RUN pip install --no-cache-dir -r requirements.txt
# Copy application code and model artifacts
COPY main.py .
COPY model_pipeline.joblib .
# Expose port and define healthcheck
EXPOSE 8000
HEALTHCHECK \
CMD python -c "import requests; requests.get('http://localhost:8000/docs')" || exit 1
# Run with Uvicorn for async performance
CMD ["uvicorn", "main:app", "--host", "0.0.0.0", "--port", "8000", "--workers", "4"]
requirements.txt
fastapi==0.109.0
uvicorn[standard]==0.27.1
pydantic==2.6.1
geopandas==0.14.3
shapely==2.0.2
joblib==1.3.2
numpy==1.26.4
Step 4: Running, Testing, and Scaling the Service
With the container defined, build and run the service locally to validate the deployment pipeline.
# Build the image
docker build -t geospatial-inference-api:latest .
# Run the container
docker run -d -p 8000:8000 --name geo-api geospatial-inference-api:latest
Test the endpoint using curl or Python’s requests library:
curl -X POST "http://localhost:8000/predict" \
-H "Content-Type: application/json" \
-d '{
"type": "FeatureCollection",
"features": [{
"type": "Feature",
"properties": {"elevation": 150.2, "distance_to_road": 0.45},
"geometry": {"type": "Point", "coordinates": [-122.4194, 37.7749]}
}]
}'
For production workloads, orchestrate the container using Docker Compose or Kubernetes. Implement connection pooling, enable response caching for identical spatial queries, and monitor memory consumption during heavy vector operations. These practices form the foundation of Advanced Geospatial AI Optimization, ensuring your service remains responsive under concurrent GIS workloads.

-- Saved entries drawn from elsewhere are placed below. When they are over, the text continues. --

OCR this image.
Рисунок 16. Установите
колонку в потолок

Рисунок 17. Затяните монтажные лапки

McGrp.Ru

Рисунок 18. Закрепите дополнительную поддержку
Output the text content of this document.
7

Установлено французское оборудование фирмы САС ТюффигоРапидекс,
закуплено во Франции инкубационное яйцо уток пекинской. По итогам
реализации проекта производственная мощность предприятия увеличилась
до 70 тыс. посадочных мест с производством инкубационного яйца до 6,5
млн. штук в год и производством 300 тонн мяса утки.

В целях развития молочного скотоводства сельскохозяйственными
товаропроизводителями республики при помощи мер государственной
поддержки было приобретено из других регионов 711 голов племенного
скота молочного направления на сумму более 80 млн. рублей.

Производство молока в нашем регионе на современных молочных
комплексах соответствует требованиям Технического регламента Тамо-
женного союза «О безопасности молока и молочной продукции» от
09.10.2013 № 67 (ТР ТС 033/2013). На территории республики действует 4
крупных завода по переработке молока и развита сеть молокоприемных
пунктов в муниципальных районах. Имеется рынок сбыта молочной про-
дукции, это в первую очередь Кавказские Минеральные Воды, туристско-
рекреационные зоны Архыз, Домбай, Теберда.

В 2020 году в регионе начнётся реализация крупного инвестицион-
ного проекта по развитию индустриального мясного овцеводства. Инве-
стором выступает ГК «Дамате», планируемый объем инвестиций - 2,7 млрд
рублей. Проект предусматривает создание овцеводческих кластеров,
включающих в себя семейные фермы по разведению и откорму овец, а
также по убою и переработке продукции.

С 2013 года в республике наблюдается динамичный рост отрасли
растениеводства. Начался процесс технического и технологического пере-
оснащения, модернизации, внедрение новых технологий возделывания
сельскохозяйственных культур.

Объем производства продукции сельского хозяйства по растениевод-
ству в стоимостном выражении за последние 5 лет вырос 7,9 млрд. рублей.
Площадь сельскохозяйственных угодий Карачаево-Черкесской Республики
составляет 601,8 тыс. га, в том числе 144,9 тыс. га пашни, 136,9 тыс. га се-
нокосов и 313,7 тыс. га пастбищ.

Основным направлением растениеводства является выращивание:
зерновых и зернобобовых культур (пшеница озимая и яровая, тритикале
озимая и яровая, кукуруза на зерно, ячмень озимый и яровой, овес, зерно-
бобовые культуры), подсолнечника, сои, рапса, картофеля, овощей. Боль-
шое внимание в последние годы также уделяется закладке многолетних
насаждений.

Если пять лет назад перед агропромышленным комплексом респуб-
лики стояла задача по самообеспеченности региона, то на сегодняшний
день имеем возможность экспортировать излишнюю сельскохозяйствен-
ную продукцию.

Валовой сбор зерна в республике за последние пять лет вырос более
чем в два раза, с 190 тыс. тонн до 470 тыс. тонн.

When scaling horizontally, ensure stateless design: the container should not rely on local filesystem writes during inference. Instead, offload logging, metrics, and payload storage to external services. This architecture aligns with modern Model Deployment for GIS Applications, where reproducibility, observability, and low-latency routing dictate infrastructure choices.
Conclusion
Deploying a geospatial model requires careful coordination between spatial data validation, dependency management, and asynchronous routing. By standardizing CRS transformations, serializing preprocessing pipelines, and leveraging FastAPI’s schema validation alongside Docker’s environment isolation, you can transition experimental spatial analysis into a reliable, production-grade API. As your models grow in complexity, prioritize stateless design, automated health checks, and continuous performance benchmarking to maintain accuracy and throughput at scale.